Nominal (categorical) data is qualitative — it is simply some indication of a given observation having a characteristic or not. An easy example from social science is race: someone in the US could be denoted as white, black, Asian, etc. — these labels may covary systematically with other data, but racial/ethnic categorization is not *quantifiable* in the sense that is has no absolute or relative natural ordering.

Ordinal data is quantitative, but only in a relative way via natural ordering.
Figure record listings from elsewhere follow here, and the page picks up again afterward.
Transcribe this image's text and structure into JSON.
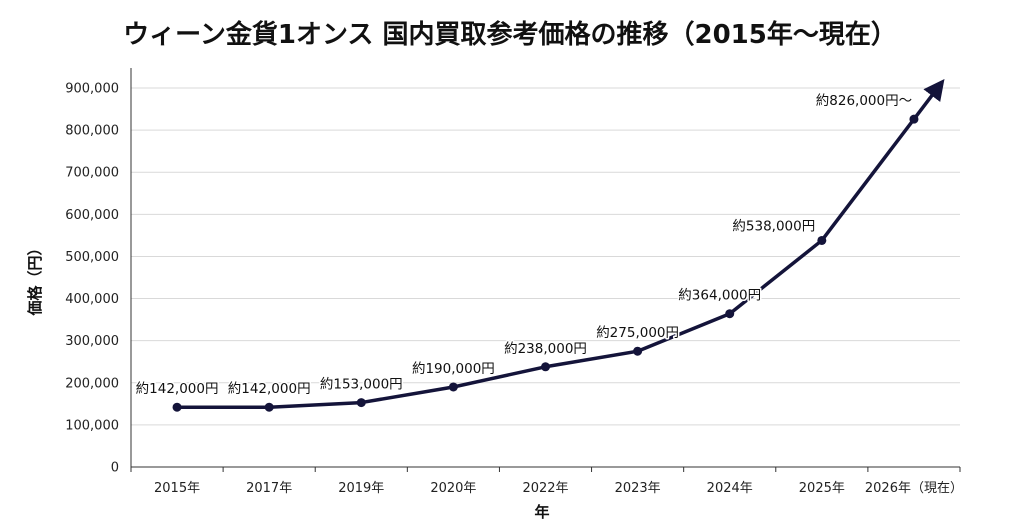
{
  "chart_data": {
    "type": "line",
    "title": "ウィーン金貨1オンス 国内買取参考価格の推移（2015年〜現在）",
    "xlabel": "年",
    "ylabel": "価格（円）",
    "categories": [
      "2015年",
      "2017年",
      "2019年",
      "2020年",
      "2022年",
      "2023年",
      "2024年",
      "2025年",
      "2026年（現在）"
    ],
    "series": [
      {
        "values": [
          142000,
          142000,
          153000,
          190000,
          238000,
          275000,
          364000,
          538000,
          826000
        ]
      }
    ],
    "annotations": [
      "約142,000円",
      "約142,000円",
      "約153,000円",
      "約190,000円",
      "約238,000円",
      "約275,000円",
      "約364,000円",
      "約538,000円",
      "約826,000円〜"
    ],
    "yticks": [
      "0",
      "100,000",
      "200,000",
      "300,000",
      "400,000",
      "500,000",
      "600,000",
      "700,000",
      "800,000",
      "900,000"
    ],
    "ylim": [
      0,
      900000
    ],
    "grid": true,
    "legend": "none",
    "trend_arrow": true,
    "colors": {
      "line": "#14143a",
      "grid": "#d9d9d9",
      "axis": "#333333"
    }
  }
}
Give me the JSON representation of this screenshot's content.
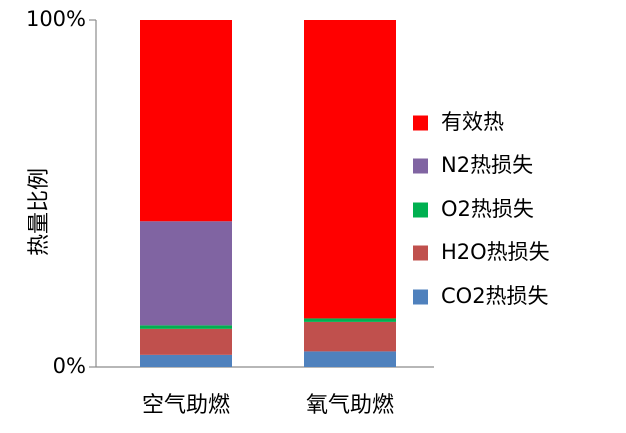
{
  "chart_data": {
    "type": "bar",
    "stacked": true,
    "percent": true,
    "ylabel": "热量比例",
    "xlabel": "",
    "ylim": [
      0,
      100
    ],
    "y_ticks": [
      "0%",
      "100%"
    ],
    "categories": [
      "空气助燃",
      "氧气助燃"
    ],
    "legend_position": "right",
    "series": [
      {
        "name": "CO2热损失",
        "color": "#4F81BD",
        "values": [
          3.5,
          4.5
        ]
      },
      {
        "name": "H2O热损失",
        "color": "#C0504D",
        "values": [
          7.5,
          8.5
        ]
      },
      {
        "name": "O2热损失",
        "color": "#00B050",
        "values": [
          1,
          1
        ]
      },
      {
        "name": "N2热损失",
        "color": "#8064A2",
        "values": [
          30,
          0
        ]
      },
      {
        "name": "有效热",
        "color": "#FF0000",
        "values": [
          58,
          86
        ]
      }
    ]
  }
}
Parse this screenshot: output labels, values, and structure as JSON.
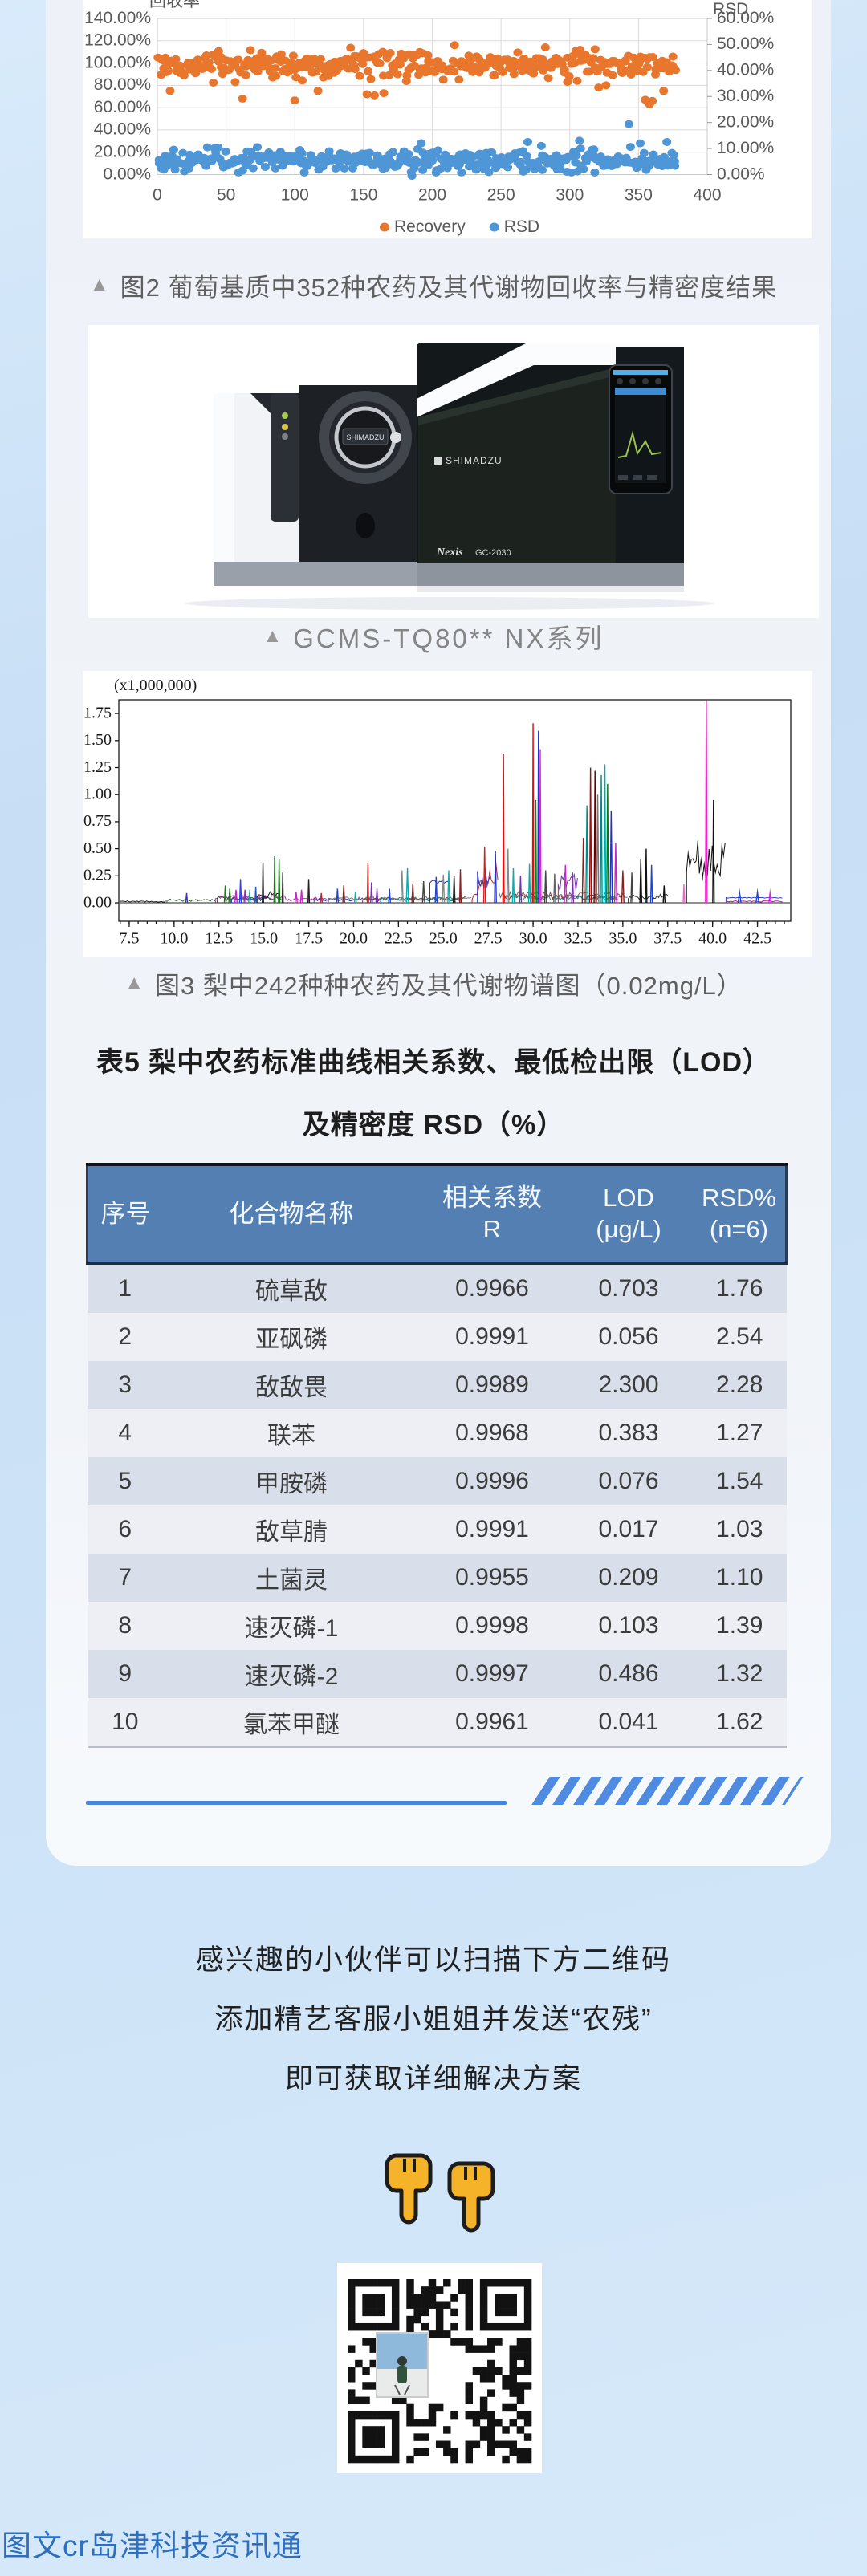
{
  "figure2": {
    "marker": "▲",
    "caption": "图2 葡萄基质中352种农药及其代谢物回收率与精密度结果"
  },
  "instrument": {
    "marker": "▲",
    "caption": "GCMS-TQ80** NX系列",
    "brand": "SHIMADZU",
    "door_plate": "SHIMADZU",
    "series_name": "Nexis",
    "model": "GC-2030"
  },
  "figure3": {
    "marker": "▲",
    "caption": "图3 梨中242种种农药及其代谢物谱图（0.02mg/L）"
  },
  "table": {
    "title_line1": "表5 梨中农药标准曲线相关系数、最低检出限（LOD）",
    "title_line2": "及精密度 RSD（%）",
    "columns": [
      {
        "label": "序号",
        "sub": ""
      },
      {
        "label": "化合物名称",
        "sub": ""
      },
      {
        "label": "相关系数",
        "sub": "R"
      },
      {
        "label": "LOD",
        "sub": "(μg/L)"
      },
      {
        "label": "RSD%",
        "sub": "(n=6)"
      }
    ],
    "rows": [
      [
        "1",
        "硫草敌",
        "0.9966",
        "0.703",
        "1.76"
      ],
      [
        "2",
        "亚砜磷",
        "0.9991",
        "0.056",
        "2.54"
      ],
      [
        "3",
        "敌敌畏",
        "0.9989",
        "2.300",
        "2.28"
      ],
      [
        "4",
        "联苯",
        "0.9968",
        "0.383",
        "1.27"
      ],
      [
        "5",
        "甲胺磷",
        "0.9996",
        "0.076",
        "1.54"
      ],
      [
        "6",
        "敌草腈",
        "0.9991",
        "0.017",
        "1.03"
      ],
      [
        "7",
        "土菌灵",
        "0.9955",
        "0.209",
        "1.10"
      ],
      [
        "8",
        "速灭磷-1",
        "0.9998",
        "0.103",
        "1.39"
      ],
      [
        "9",
        "速灭磷-2",
        "0.9997",
        "0.486",
        "1.32"
      ],
      [
        "10",
        "氯苯甲醚",
        "0.9961",
        "0.041",
        "1.62"
      ]
    ]
  },
  "cta": {
    "lines": [
      "感兴趣的小伙伴可以扫描下方二维码",
      "添加精艺客服小姐姐并发送“农残”",
      "即可获取详细解决方案"
    ]
  },
  "qr": {
    "modules": 25,
    "seed": 987654,
    "fill_probability": 0.47
  },
  "footer": {
    "credit": "图文cr岛津科技资讯通"
  },
  "chart_data": [
    {
      "type": "scatter",
      "title": "",
      "left_axis": {
        "label": "回收率",
        "ticks": [
          "140.00%",
          "120.00%",
          "100.00%",
          "80.00%",
          "60.00%",
          "40.00%",
          "20.00%",
          "0.00%"
        ],
        "min": 0,
        "max": 1.4
      },
      "right_axis": {
        "label": "RSD",
        "ticks": [
          "60.00%",
          "50.00%",
          "40.00%",
          "30.00%",
          "20.00%",
          "10.00%",
          "0.00%"
        ],
        "min": 0,
        "max": 0.6
      },
      "x_axis": {
        "tick_labels": [
          "0",
          "50",
          "100",
          "150",
          "200",
          "250",
          "300",
          "350",
          "400"
        ],
        "min": 0,
        "max": 400
      },
      "grid": true,
      "legend_position": "bottom",
      "legend": [
        {
          "name": "Recovery",
          "color": "#e8762d"
        },
        {
          "name": "RSD",
          "color": "#4e96d6"
        }
      ],
      "series": [
        {
          "name": "Recovery",
          "axis": "left",
          "color": "#e8762d",
          "n": 376,
          "seed": 20240501,
          "x_range": [
            1,
            377
          ],
          "center": 0.985,
          "spread": 0.06,
          "clamp": [
            0.78,
            1.18
          ],
          "outliers": [
            [
              10,
              0.75
            ],
            [
              62,
              0.68
            ],
            [
              100,
              0.665
            ],
            [
              116,
              0.75
            ],
            [
              152,
              0.72
            ],
            [
              158,
              0.71
            ],
            [
              165,
              0.73
            ],
            [
              306,
              0.84
            ],
            [
              321,
              0.78
            ],
            [
              326,
              0.8
            ],
            [
              355,
              0.67
            ],
            [
              358,
              0.63
            ],
            [
              360,
              0.66
            ],
            [
              368,
              0.75
            ]
          ]
        },
        {
          "name": "RSD",
          "axis": "right",
          "color": "#4e96d6",
          "n": 376,
          "seed": 777,
          "x_range": [
            1,
            377
          ],
          "center": 0.055,
          "spread": 0.022,
          "clamp": [
            0.008,
            0.135
          ],
          "outliers": [
            [
              185,
              -0.005
            ],
            [
              270,
              0.125
            ],
            [
              307,
              0.13
            ],
            [
              343,
              0.194
            ],
            [
              352,
              0.12
            ],
            [
              370,
              0.125
            ]
          ]
        }
      ]
    },
    {
      "type": "line",
      "title": "",
      "unit_label": "(x1,000,000)",
      "y_ticks": [
        "1.75",
        "1.50",
        "1.25",
        "1.00",
        "0.75",
        "0.50",
        "0.25",
        "0.00"
      ],
      "y_step": 0.25,
      "y_frame_max": 1.87,
      "x_tick_labels": [
        "7.5",
        "10.0",
        "12.5",
        "15.0",
        "17.5",
        "20.0",
        "22.5",
        "25.0",
        "27.5",
        "30.0",
        "32.5",
        "35.0",
        "37.5",
        "40.0",
        "42.5"
      ],
      "x_range": [
        6.92,
        44.35
      ],
      "peaks": [
        [
          10.7,
          0.09,
          0.05,
          "#3333cc"
        ],
        [
          12.85,
          0.16,
          0.05,
          "#1a7a1a"
        ],
        [
          13.1,
          0.13,
          0.05,
          "#1a7a1a"
        ],
        [
          13.45,
          0.12,
          0.06,
          "#cc22cc"
        ],
        [
          13.7,
          0.22,
          0.05,
          "#3344dd"
        ],
        [
          13.95,
          0.12,
          0.05,
          "#8833aa"
        ],
        [
          14.2,
          0.08,
          0.05,
          "#11aaaa"
        ],
        [
          14.55,
          0.15,
          0.04,
          "#2255cc"
        ],
        [
          14.95,
          0.37,
          0.03,
          "#111111"
        ],
        [
          15.6,
          0.43,
          0.035,
          "#1a7a1a"
        ],
        [
          15.85,
          0.4,
          0.035,
          "#1a7a1a"
        ],
        [
          16.05,
          0.28,
          0.03,
          "#333333"
        ],
        [
          16.8,
          0.1,
          0.06,
          "#cc22cc"
        ],
        [
          17.1,
          0.12,
          0.06,
          "#cc22cc"
        ],
        [
          17.5,
          0.22,
          0.04,
          "#222222"
        ],
        [
          18.2,
          0.09,
          0.05,
          "#cc2222"
        ],
        [
          19.1,
          0.13,
          0.05,
          "#2244cc"
        ],
        [
          19.45,
          0.16,
          0.05,
          "#882222"
        ],
        [
          20.1,
          0.1,
          0.05,
          "#11aaaa"
        ],
        [
          20.8,
          0.37,
          0.035,
          "#cc2222"
        ],
        [
          21.0,
          0.19,
          0.05,
          "#7733aa"
        ],
        [
          21.3,
          0.13,
          0.05,
          "#7733aa"
        ],
        [
          22.0,
          0.13,
          0.05,
          "#2244cc"
        ],
        [
          22.7,
          0.3,
          0.06,
          "#888888"
        ],
        [
          23.0,
          0.32,
          0.06,
          "#11aaaa"
        ],
        [
          23.3,
          0.18,
          0.05,
          "#882222"
        ],
        [
          23.9,
          0.2,
          0.06,
          "#444444"
        ],
        [
          24.6,
          0.24,
          0.05,
          "#2244cc"
        ],
        [
          25.0,
          0.26,
          0.06,
          "#888888"
        ],
        [
          25.3,
          0.3,
          0.05,
          "#11aaaa"
        ],
        [
          25.6,
          0.25,
          0.05,
          "#222222"
        ],
        [
          25.95,
          0.31,
          0.04,
          "#882222"
        ],
        [
          27.3,
          0.52,
          0.05,
          "#cc2222"
        ],
        [
          27.9,
          0.48,
          0.05,
          "#2233bb"
        ],
        [
          28.35,
          1.38,
          0.035,
          "#dd1111"
        ],
        [
          28.6,
          0.5,
          0.05,
          "#888888"
        ],
        [
          28.9,
          0.32,
          0.05,
          "#11aaaa"
        ],
        [
          29.3,
          0.25,
          0.05,
          "#7733aa"
        ],
        [
          29.8,
          0.36,
          0.05,
          "#11aaaa"
        ],
        [
          30.0,
          1.66,
          0.035,
          "#dd1111"
        ],
        [
          30.15,
          0.95,
          0.04,
          "#1a7a1a"
        ],
        [
          30.3,
          1.59,
          0.035,
          "#2233cc"
        ],
        [
          30.4,
          1.42,
          0.04,
          "#dd22dd"
        ],
        [
          30.7,
          0.3,
          0.05,
          "#444444"
        ],
        [
          31.2,
          0.27,
          0.05,
          "#666666"
        ],
        [
          31.8,
          0.35,
          0.06,
          "#cc22cc"
        ],
        [
          32.2,
          0.28,
          0.05,
          "#7733aa"
        ],
        [
          32.8,
          0.6,
          0.06,
          "#882222"
        ],
        [
          33.0,
          0.9,
          0.06,
          "#008888"
        ],
        [
          33.2,
          1.25,
          0.05,
          "#991111"
        ],
        [
          33.45,
          1.22,
          0.05,
          "#660000"
        ],
        [
          33.6,
          1.0,
          0.06,
          "#777777"
        ],
        [
          33.8,
          1.18,
          0.05,
          "#008888"
        ],
        [
          34.0,
          1.28,
          0.05,
          "#00aaaa"
        ],
        [
          34.15,
          1.1,
          0.05,
          "#117711"
        ],
        [
          34.35,
          0.85,
          0.06,
          "#2233bb"
        ],
        [
          34.6,
          0.55,
          0.06,
          "#cc22cc"
        ],
        [
          35.0,
          0.3,
          0.06,
          "#882222"
        ],
        [
          35.5,
          0.28,
          0.05,
          "#444444"
        ],
        [
          36.0,
          0.4,
          0.05,
          "#111111"
        ],
        [
          36.3,
          0.5,
          0.04,
          "#111111"
        ],
        [
          36.6,
          0.35,
          0.05,
          "#2244cc"
        ],
        [
          37.3,
          0.16,
          0.05,
          "#111111"
        ],
        [
          38.4,
          0.17,
          0.04,
          "#ee66cc"
        ],
        [
          39.65,
          1.95,
          0.045,
          "#ee22cc"
        ],
        [
          40.05,
          0.95,
          0.04,
          "#111111"
        ],
        [
          41.5,
          0.1,
          0.08,
          "#2244cc"
        ],
        [
          42.5,
          0.1,
          0.08,
          "#2244cc"
        ],
        [
          43.2,
          0.09,
          0.06,
          "#dd22dd"
        ]
      ],
      "noise_bands": [
        {
          "x0": 6.95,
          "x1": 9.6,
          "amp": 0.018,
          "color": "#222222"
        },
        {
          "x0": 9.6,
          "x1": 12.3,
          "amp": 0.035,
          "color": "#226622"
        },
        {
          "x0": 12.3,
          "x1": 16.3,
          "amp": 0.07,
          "color": "#aa22aa"
        },
        {
          "x0": 12.4,
          "x1": 16.0,
          "amp": 0.06,
          "color": "#226622"
        },
        {
          "x0": 13.2,
          "x1": 15.2,
          "amp": 0.05,
          "color": "#3344bb"
        },
        {
          "x0": 14.65,
          "x1": 15.95,
          "amp": 0.11,
          "color": "#111111"
        },
        {
          "x0": 16.3,
          "x1": 18.6,
          "amp": 0.05,
          "color": "#bb33bb"
        },
        {
          "x0": 17.8,
          "x1": 21.5,
          "amp": 0.045,
          "color": "#3344bb"
        },
        {
          "x0": 18.6,
          "x1": 26.6,
          "amp": 0.06,
          "color": "#777777"
        },
        {
          "x0": 20.5,
          "x1": 26.3,
          "amp": 0.05,
          "color": "#993333"
        },
        {
          "x0": 21.5,
          "x1": 26.0,
          "amp": 0.05,
          "color": "#118888"
        },
        {
          "x0": 24.25,
          "x1": 25.35,
          "amp": 0.21,
          "color": "#2233bb",
          "flat": true
        },
        {
          "x0": 26.6,
          "x1": 28.05,
          "amp": 0.5,
          "color": "#cc2222",
          "rise": true
        },
        {
          "x0": 26.9,
          "x1": 27.7,
          "amp": 0.32,
          "color": "#2233bb"
        },
        {
          "x0": 28.1,
          "x1": 35.3,
          "amp": 0.1,
          "color": "#666666"
        },
        {
          "x0": 28.4,
          "x1": 35.0,
          "amp": 0.08,
          "color": "#aa2222"
        },
        {
          "x0": 29.0,
          "x1": 34.8,
          "amp": 0.07,
          "color": "#118888"
        },
        {
          "x0": 31.4,
          "x1": 32.5,
          "amp": 0.3,
          "color": "#7733aa"
        },
        {
          "x0": 35.3,
          "x1": 37.6,
          "amp": 0.08,
          "color": "#333333"
        },
        {
          "x0": 38.55,
          "x1": 40.7,
          "amp": 0.58,
          "color": "#111111"
        },
        {
          "x0": 40.75,
          "x1": 43.9,
          "amp": 0.05,
          "color": "#3344bb",
          "flat": true
        },
        {
          "x0": 40.75,
          "x1": 43.9,
          "amp": 0.02,
          "color": "#aa22aa"
        }
      ]
    }
  ]
}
For example, we might ask a survey respondent how much they agree or disagree with a given statement and ask them to give their response on an integer scale of 1-5. When comparing different responses, we will be able to make assertions about how each response is more/less emphatic in a given direction, but we will not be able to precise answer *how much*. Things like ordered preference among categories also fall here — we could ask people to order their preference for five different types of soft drink, for example, and then try to make assertions about their relative popularity based on the aggregated responses.

Continuous data (including interval) is data for which more precise measurement allows for both the above *ordinality* of responses as well as *cardinality* — that is, *how much* more/less a given response is compared to others. Measuring income in dollar amounts, for example, allows us to make more exact assertions about the covariance between income and other variables (e.g. if age/income have a linear relationship, we can try to model it and get an estimate for exactly how much more income to expect given each additional unit of age or vice-versa).